Tucker Authors 2 Chapters, Writes Paper
Jennifer Tucker, associate professor of history, is the author of two chapters in recently published texts. Additionally, a paper she wrote on early responses to chemical pollution was published in the journal International Labor and Working-Class History. With academic affiliations in feminist, gender, and sexuality studies, environmental studies, and Science in Society, Tucker’s work highlights her wide-ranging scholarly interests. She is also the co-editor of A Right to Bear Arms?: The Contested Role of History in Contemporary Debates on the Second Amendment published by the Smithsonian Institution Scholarly Press.
Tucker’s chapter, “James Forbes (1749–1819): A View of the Ocean, Between the Tropics (1765–1800),” appears in Britain in the World: Highlights from the Yale Center for British Art (Yale University Press, 2019). In this chapter, Tucker explores not only the qualities of Forbes’s watercolor (which appeared in volume nine of his 13-folio set), but also the appeal that the ocean’s inhabitants had for the British in the late-18th century. Noting that Britain was a naval power, Tucker reminds her readers that drawing would have been a way that passengers could while away their time aboard a ship. It was also an opportunity to categorize the variety of animals living in the ocean, and Tucker points out that Forbes’s work explores the ecological aspects of the interactions between species. “Although not a trained naturalist, Forbes’s artworks express the wider fascination of the time in both the sheer abundance of oceanic life and the specificity of individual physical descriptions and nomenclature,” she writes.
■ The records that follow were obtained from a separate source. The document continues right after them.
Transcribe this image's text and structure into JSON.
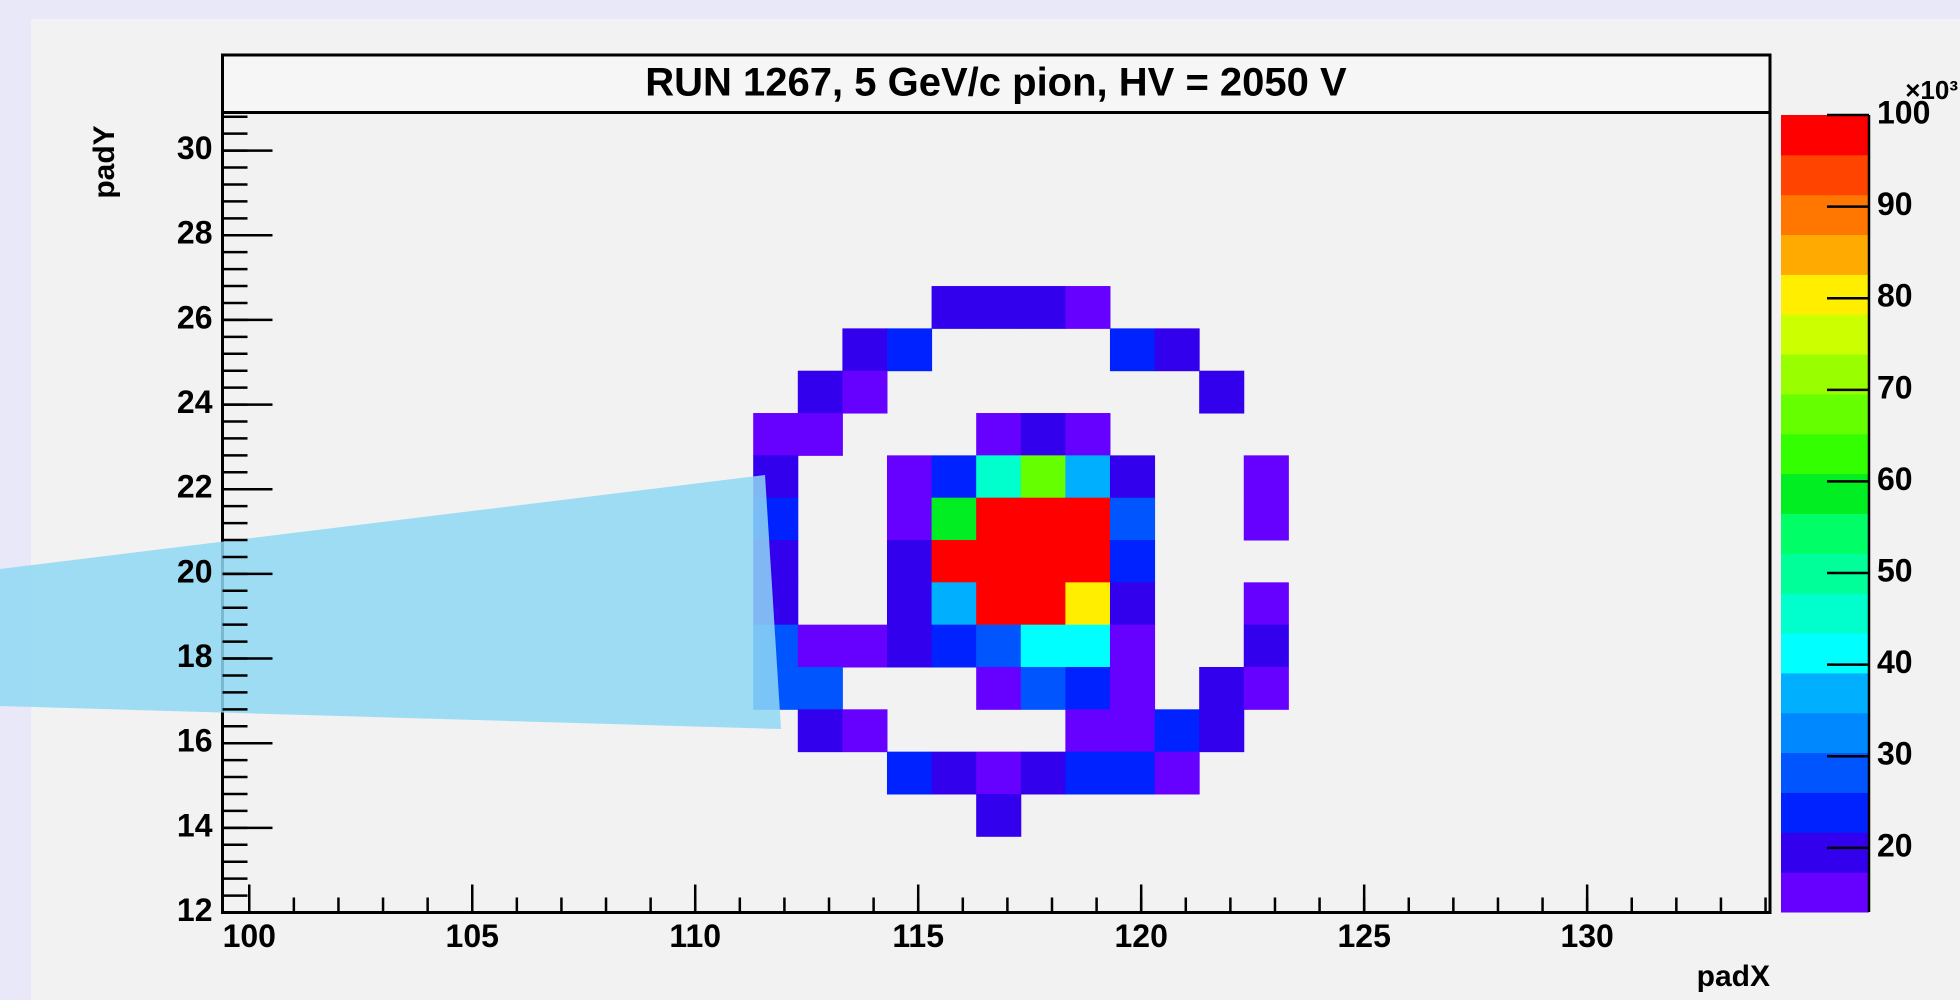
{
  "chart_data": {
    "type": "heatmap",
    "title": "RUN 1267, 5 GeV/c pion, HV = 2050 V",
    "x_label": "padX",
    "y_label": "padY",
    "xlim": [
      99.4,
      134.1
    ],
    "ylim": [
      12,
      30.9
    ],
    "xticks": [
      100,
      105,
      110,
      115,
      120,
      125,
      130
    ],
    "yticks": [
      12,
      14,
      16,
      18,
      20,
      22,
      24,
      26,
      28,
      30
    ],
    "x": [
      115.3,
      116.3,
      117.3,
      118.3,
      113.3,
      114.3,
      119.3,
      120.3,
      112.3,
      113.3,
      121.3,
      111.3,
      112.3,
      116.3,
      117.3,
      118.3,
      111.3,
      114.3,
      115.3,
      116.3,
      117.3,
      118.3,
      119.3,
      122.3,
      111.3,
      114.3,
      115.3,
      116.3,
      117.3,
      118.3,
      119.3,
      122.3,
      111.3,
      114.3,
      115.3,
      116.3,
      117.3,
      118.3,
      119.3,
      111.3,
      114.3,
      115.3,
      116.3,
      117.3,
      118.3,
      119.3,
      122.3,
      111.3,
      112.3,
      113.3,
      114.3,
      115.3,
      116.3,
      117.3,
      118.3,
      119.3,
      122.3,
      111.3,
      112.3,
      116.3,
      117.3,
      118.3,
      119.3,
      121.3,
      122.3,
      112.3,
      113.3,
      118.3,
      119.3,
      120.3,
      121.3,
      114.3,
      115.3,
      116.3,
      117.3,
      118.3,
      119.3,
      120.3,
      116.3
    ],
    "y": [
      25.8,
      25.8,
      25.8,
      25.8,
      24.8,
      24.8,
      24.8,
      24.8,
      23.8,
      23.8,
      23.8,
      22.8,
      22.8,
      22.8,
      22.8,
      22.8,
      21.8,
      21.8,
      21.8,
      21.8,
      21.8,
      21.8,
      21.8,
      21.8,
      20.8,
      20.8,
      20.8,
      20.8,
      20.8,
      20.8,
      20.8,
      20.8,
      19.8,
      19.8,
      19.8,
      19.8,
      19.8,
      19.8,
      19.8,
      18.8,
      18.8,
      18.8,
      18.8,
      18.8,
      18.8,
      18.8,
      18.8,
      17.8,
      17.8,
      17.8,
      17.8,
      17.8,
      17.8,
      17.8,
      17.8,
      17.8,
      17.8,
      16.8,
      16.8,
      16.8,
      16.8,
      16.8,
      16.8,
      16.8,
      16.8,
      15.8,
      15.8,
      15.8,
      15.8,
      15.8,
      15.8,
      14.8,
      14.8,
      14.8,
      14.8,
      14.8,
      14.8,
      14.8,
      13.8
    ],
    "values": [
      19,
      19,
      19,
      15,
      19,
      23,
      23,
      19,
      19,
      15,
      19,
      15,
      15,
      15,
      19,
      15,
      19,
      15,
      23,
      45,
      68,
      36,
      19,
      15,
      23,
      15,
      60,
      99,
      99,
      99,
      27,
      15,
      19,
      19,
      99,
      99,
      99,
      99,
      23,
      19,
      19,
      36,
      99,
      99,
      80,
      19,
      15,
      27,
      15,
      15,
      19,
      23,
      27,
      41,
      41,
      15,
      19,
      27,
      27,
      15,
      27,
      23,
      15,
      19,
      15,
      19,
      15,
      15,
      15,
      23,
      19,
      23,
      19,
      15,
      19,
      23,
      23,
      15,
      19
    ],
    "zlim": [
      13,
      100
    ],
    "zticks": [
      20,
      30,
      40,
      50,
      60,
      70,
      80,
      90,
      100
    ],
    "z_scale_label": "×10³",
    "palette": [
      "#6600ff",
      "#3300ee",
      "#0022ff",
      "#0055ff",
      "#0088ff",
      "#00b0ff",
      "#00ffff",
      "#00ffcc",
      "#00ff99",
      "#00ff66",
      "#00ee22",
      "#33ff00",
      "#66ff00",
      "#99ff00",
      "#ccff00",
      "#ffee00",
      "#ffaa00",
      "#ff7700",
      "#ff4400",
      "#ff0000"
    ]
  }
}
In another book, Anton Pannekoek (1873–1960): Ways of Viewing Science and Society (Amsterdam: Amsterdam University Press, 2019), Tucker’s chapter, “Popularizing the Cosmos: Pedagogies of Science and Society in Anton Pannekoek’s Life and Work,” explores Pannekoek’s efforts to encourage both public and political engagement with astronomy, presenting it as a field that offered opportunities to visualize grand-scale societal progress. “Anton Pannekoek straddled both science and social criticism,” wrote Tucker. “[A]s a scientist, he was concerned with how we can learn about galaxies beyond our capacity to observe; as a socialist, he wondered how we can imagine and bring into being a better future society.”
In Tucker’s paper, “Dangerous Exposures: Work and Waste in the Victorian Chemical Trade,” published in the spring issue of International Labor and Working-Class History (95), she examines the towns in Britain where the first chemical factories were located in the 1800s in light of the early responses to pollution and its effect on society. Using archival sources, Tucker explores the use of visual imagery in making the connection between workers in the industry, waste disposal, and community health concerns. She writes: “[A]s the figure of the alkali worker entered public discourses in the mid-1890s in the writings and images of middle class reformers, it was waste—material, as well as human—that caught the eyes of reformers by the 1890s. As imagined in powerful words and images, the chemical worker’s body was transformed into an appendage of the industrial apparatus whereby their mental and physical health ‘wasted away’ with the chemical residue.”